Posted January 25, 2024 by Nicky in Reviews / 2 Comments

Review – The History of Wales in Twelve Poems

The History of Wales in Twelve Poems

by M. Wynn Thomas, Ruth Jên Evans

Genres: Poetry, Non-fiction
Pages: 127
Rating: four-stars
Synopsis:

Down the centuries, poets have provided Wales with a window onto its own distinctive world. This book gives a sense of the view seen through that special window in twelve illustrated poems, each bringing very different periods and aspects of the Welsh past into focus. Together, they give the flavour of a poetic tradition, both ancient and modern, in the Welsh language and in English, that is internationally renowned for its distinction and continuing vibrancy.

M. Wynn Thomas’ history of Wales in twelve poems taps into one of my favourite genres: giving a history of a time or place through objects or similar, using them as a window to look around at their context and what produced them, how they fit into it. It’s a pretty brief volume, presenting each poem alongside its translation (where necessary, since they’re not all in Welsh), and adding in the art of Ruth Jên Evans for illustration.

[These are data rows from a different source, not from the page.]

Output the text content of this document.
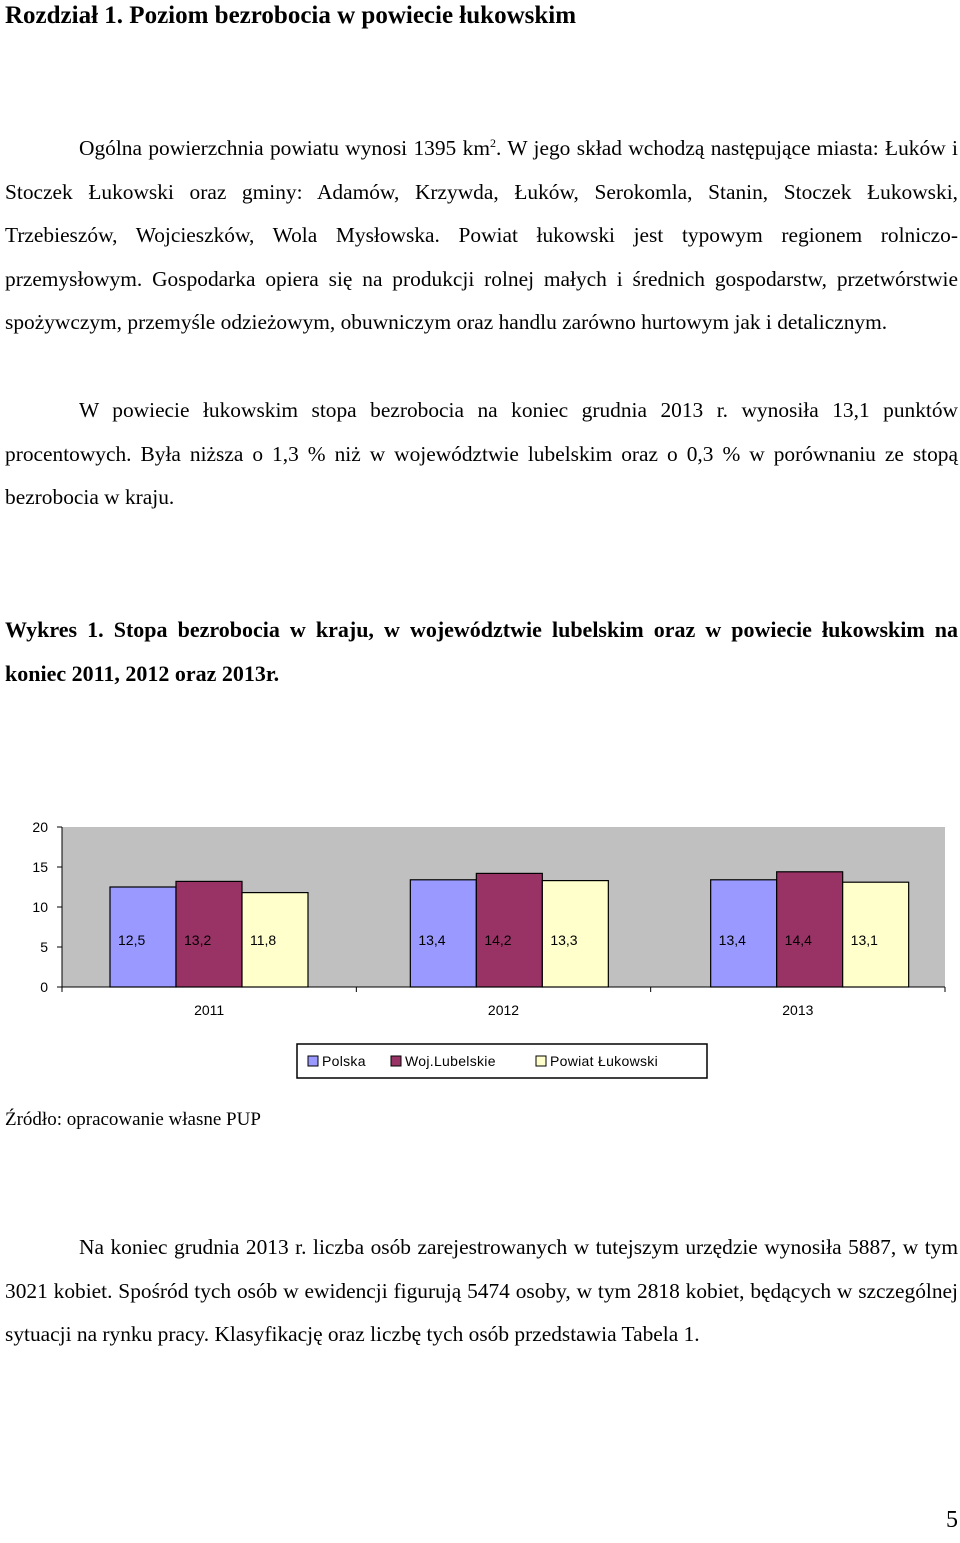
Rozdział 1. Poziom bezrobocia w powiecie łukowskim

Ogólna powierzchnia powiatu wynosi 1395 $km^2$. W jego skład wchodzą następujące miasta: Łuków i Stoczek Łukowski oraz gminy: Adamów, Krzywda, Łuków, Serokomla, Stanin, Stoczek Łukowski, Trzebieszów, Wojcieszków, Wola Mysłowska. Powiat łukowski jest typowym regionem rolniczo-przemysłowym. Gospodarka opiera się na produkcji rolnej małych i średnich gospodarstw, przetwórstwie spożywczym, przemyśle odzieżowym, obuwniczym oraz handlu zarówno hurtowym jak i detalicznym.

W powiecie łukowskim stopa bezrobocia na koniec grudnia 2013 r. wynosiła 13,1 punktów procentowych. Była niższa o 1,3 % niż w województwie lubelskim oraz o 0,3 % w porównaniu ze stopą bezrobocia w kraju.

Wykres 1. Stopa bezrobocia w kraju, w województwie lubelskim oraz w powiecie łukowskim na koniec 2011, 2012 oraz 2013r.

0
5
10
15
20
12,5	13,2	11,8
2011
13,4	14,2	13,3
2012
13,4	14,4	13,1
2013
Polska	Woj.Lubelskie	Powiat Łukowski

Źródło: opracowanie własne PUP

Na koniec grudnia 2013 r. liczba osób zarejestrowanych w tutejszym urzędzie wynosiła 5887, w tym 3021 kobiet. Spośród tych osób w ewidencji figurują 5474 osoby, w tym 2818 kobiet, będących w szczególnej sytuacji na rynku pracy. Klasyfikację oraz liczbę tych osób przedstawia Tabela 1.

5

The art is all black and white, with thick lines — it’s pretty striking. The choice of poems is something I’d find difficult to comment on, but Thomas’ notes on each use them exactly as I’d hope, giving something of their context and trying to unlock what they say about Wales (sometimes intentionally, sometimes as a side-effect of the poet’s main intent).

I enjoyed it, though I wouldn’t view it as a full history or as having a very strong sense of continuity from poem to poem — it’s more like twelve poems were chosen as little windows to illuminate a topic of interest, rather than them showing a consistent line of developing a theme (though they are given in chronological order).